There does not appear to be a minimum dose, nor an established radiotherapy dose relationship in order for RRD to occur [1]. Several authors have suggested radiation doses associated with RRD in the range of 1,000–8,100 cGy [18, 19]. The patient reported here received a tumor dose of 6,480 cGy, and because of the skin-sparing effects, the skin dose of the affected tissue was calculated to be lower—an effect that is related to linear accelerator energy. Typically, cases described in the literature report radiation dosing to the tumor, and not to the skin. Yeo et al. [4] observed that the recall reaction was highest where skin doses were in the range of 1,680–1,870 cGy. Drugs administered by the i.v. route usually produce RRD more rapidly than oral agents. The time to resolution of this dermatitis also differs by the route of administration, with the i.v. route resolving within weeks, while the oral route may last for several months [6]. The discrepancy may be a result of the different pharmacokinetics of the medications administered by different routes.

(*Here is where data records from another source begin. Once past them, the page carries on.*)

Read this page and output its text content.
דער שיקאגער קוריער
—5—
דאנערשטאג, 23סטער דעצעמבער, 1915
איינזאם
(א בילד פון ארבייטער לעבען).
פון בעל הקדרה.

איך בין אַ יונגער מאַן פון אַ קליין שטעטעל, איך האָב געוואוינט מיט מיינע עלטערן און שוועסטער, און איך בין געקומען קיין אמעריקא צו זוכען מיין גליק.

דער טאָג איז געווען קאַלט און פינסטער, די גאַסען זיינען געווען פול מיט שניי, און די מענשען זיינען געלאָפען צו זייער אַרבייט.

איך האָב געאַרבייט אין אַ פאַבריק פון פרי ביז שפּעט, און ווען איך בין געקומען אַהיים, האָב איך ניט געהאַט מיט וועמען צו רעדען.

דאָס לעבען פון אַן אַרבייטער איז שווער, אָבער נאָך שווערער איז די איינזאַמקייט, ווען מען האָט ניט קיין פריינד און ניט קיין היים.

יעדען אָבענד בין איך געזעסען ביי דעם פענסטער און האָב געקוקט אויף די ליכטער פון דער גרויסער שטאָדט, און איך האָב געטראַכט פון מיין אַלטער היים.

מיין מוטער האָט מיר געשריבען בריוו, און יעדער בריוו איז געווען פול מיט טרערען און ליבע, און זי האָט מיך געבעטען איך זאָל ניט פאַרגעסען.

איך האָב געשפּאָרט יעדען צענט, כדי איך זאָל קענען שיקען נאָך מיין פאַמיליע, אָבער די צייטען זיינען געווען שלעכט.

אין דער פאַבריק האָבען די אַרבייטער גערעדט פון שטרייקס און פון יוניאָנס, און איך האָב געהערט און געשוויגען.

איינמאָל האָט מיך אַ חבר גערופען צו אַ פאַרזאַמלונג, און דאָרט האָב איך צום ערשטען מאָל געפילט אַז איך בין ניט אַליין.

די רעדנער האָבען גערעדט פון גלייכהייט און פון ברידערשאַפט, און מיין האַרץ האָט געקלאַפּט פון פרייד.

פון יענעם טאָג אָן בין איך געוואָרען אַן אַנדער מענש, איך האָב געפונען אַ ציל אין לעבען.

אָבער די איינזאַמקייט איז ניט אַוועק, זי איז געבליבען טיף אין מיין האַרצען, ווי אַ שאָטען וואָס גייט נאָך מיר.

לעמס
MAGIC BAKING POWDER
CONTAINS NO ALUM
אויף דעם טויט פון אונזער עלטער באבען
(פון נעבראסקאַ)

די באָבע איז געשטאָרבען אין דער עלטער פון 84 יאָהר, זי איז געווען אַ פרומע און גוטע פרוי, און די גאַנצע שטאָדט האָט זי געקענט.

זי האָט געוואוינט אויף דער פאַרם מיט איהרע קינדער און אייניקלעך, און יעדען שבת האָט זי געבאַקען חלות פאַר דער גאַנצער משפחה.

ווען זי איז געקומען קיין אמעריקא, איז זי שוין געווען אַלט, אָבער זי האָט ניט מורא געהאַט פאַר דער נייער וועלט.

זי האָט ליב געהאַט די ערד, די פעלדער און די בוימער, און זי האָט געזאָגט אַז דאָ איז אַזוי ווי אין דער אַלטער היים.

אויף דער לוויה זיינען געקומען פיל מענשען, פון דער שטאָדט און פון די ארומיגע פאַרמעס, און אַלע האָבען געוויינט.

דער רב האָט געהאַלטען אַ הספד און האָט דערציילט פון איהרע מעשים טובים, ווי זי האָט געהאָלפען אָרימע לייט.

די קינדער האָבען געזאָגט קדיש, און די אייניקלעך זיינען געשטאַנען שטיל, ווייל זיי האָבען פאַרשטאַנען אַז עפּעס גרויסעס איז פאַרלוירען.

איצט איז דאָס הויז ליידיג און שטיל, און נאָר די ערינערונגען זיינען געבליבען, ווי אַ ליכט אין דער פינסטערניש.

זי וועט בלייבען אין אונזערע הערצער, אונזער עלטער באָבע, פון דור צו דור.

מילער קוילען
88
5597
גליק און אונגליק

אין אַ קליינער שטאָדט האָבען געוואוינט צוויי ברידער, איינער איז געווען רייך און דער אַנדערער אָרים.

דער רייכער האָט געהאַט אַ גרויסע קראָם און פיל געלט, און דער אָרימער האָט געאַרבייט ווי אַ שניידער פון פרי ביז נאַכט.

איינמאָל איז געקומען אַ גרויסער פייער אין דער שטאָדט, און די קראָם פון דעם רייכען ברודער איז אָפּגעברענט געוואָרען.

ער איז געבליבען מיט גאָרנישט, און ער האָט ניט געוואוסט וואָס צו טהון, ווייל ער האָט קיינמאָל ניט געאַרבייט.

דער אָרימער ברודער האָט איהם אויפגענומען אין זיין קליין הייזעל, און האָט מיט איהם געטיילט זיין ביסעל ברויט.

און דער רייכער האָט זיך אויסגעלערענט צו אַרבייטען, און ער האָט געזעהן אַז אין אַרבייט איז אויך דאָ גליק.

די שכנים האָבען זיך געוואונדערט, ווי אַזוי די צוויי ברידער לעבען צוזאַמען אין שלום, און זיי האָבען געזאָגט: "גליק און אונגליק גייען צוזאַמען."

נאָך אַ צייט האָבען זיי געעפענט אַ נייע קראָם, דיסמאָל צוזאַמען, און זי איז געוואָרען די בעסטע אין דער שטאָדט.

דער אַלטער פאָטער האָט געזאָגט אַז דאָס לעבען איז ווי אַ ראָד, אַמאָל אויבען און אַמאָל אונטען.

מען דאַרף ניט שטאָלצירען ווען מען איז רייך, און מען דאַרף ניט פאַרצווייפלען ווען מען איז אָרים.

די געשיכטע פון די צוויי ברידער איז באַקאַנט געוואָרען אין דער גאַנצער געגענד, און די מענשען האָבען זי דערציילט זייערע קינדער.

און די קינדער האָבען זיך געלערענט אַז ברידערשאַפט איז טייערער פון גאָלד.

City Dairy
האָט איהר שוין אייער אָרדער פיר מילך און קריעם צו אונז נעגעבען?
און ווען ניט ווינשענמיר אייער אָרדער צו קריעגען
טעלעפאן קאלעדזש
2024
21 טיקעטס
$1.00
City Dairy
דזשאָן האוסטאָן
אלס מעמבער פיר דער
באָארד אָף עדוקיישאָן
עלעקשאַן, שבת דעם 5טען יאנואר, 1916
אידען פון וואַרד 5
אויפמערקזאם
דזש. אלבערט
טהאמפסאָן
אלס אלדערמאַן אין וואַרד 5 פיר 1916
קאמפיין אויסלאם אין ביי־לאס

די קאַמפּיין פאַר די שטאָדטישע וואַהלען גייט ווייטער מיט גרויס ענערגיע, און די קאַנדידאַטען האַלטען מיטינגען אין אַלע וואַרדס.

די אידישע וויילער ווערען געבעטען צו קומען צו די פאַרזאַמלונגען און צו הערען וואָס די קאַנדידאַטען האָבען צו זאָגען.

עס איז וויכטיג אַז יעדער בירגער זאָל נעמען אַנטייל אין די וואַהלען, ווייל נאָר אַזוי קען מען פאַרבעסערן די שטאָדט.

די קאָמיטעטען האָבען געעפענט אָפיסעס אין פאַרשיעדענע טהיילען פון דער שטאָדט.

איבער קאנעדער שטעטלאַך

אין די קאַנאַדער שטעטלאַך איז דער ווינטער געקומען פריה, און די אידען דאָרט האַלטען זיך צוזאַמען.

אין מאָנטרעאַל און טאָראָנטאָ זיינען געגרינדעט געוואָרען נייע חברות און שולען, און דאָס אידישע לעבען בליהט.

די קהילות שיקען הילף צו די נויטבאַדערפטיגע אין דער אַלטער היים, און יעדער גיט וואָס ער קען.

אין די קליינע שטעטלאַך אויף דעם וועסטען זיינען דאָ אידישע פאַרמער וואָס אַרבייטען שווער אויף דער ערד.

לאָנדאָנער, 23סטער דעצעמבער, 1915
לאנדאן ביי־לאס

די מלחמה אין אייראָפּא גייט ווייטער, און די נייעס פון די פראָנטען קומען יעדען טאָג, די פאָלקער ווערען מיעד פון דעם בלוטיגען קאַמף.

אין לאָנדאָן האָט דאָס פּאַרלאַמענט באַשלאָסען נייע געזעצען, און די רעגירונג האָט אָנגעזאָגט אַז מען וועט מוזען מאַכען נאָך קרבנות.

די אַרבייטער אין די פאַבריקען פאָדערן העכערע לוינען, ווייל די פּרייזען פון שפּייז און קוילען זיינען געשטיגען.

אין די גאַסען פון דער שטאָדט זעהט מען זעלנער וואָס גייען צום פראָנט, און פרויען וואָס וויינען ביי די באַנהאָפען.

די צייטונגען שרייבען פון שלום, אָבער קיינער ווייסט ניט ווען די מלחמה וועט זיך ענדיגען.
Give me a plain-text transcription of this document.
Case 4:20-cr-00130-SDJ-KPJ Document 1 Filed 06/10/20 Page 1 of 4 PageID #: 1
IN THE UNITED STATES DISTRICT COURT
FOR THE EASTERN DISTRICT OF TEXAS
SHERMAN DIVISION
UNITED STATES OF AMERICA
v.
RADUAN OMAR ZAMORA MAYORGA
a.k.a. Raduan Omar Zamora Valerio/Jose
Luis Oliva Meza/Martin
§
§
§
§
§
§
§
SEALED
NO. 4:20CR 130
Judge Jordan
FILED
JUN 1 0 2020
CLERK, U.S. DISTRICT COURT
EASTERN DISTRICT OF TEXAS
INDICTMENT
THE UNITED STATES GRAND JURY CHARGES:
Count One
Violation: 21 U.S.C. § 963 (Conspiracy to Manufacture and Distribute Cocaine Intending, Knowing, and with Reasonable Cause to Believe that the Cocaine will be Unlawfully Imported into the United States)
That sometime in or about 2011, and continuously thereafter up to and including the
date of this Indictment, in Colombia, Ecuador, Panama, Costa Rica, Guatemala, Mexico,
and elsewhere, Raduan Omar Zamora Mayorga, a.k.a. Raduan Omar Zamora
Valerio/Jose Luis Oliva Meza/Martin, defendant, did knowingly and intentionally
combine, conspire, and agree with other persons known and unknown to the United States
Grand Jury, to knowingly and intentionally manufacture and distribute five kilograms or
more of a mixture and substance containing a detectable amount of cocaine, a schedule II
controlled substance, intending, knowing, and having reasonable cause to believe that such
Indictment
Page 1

Garza et al. [20] reported a case of photosensitive recall with the use of cefazolin, while Krishnan et al. [21] reported cases following the use of ciprofloxacin, tobramycin, and piperacillin. To the best of our knowledge, there has been no reported case of RRD in association with cefotetan in the literature. Chemotherapeutic agents are well described as causing RRD, but antibiotics are increasingly associated with this phenomenon. Because of the temporal relationship between the administration of the antibiotic and the onset of the skin reaction, together with the resolution following discontinuation, cefotetan was felt to be the responsible agent. The fact that the skin inflammation was localized to the radiation field would make other diagnoses unlikely.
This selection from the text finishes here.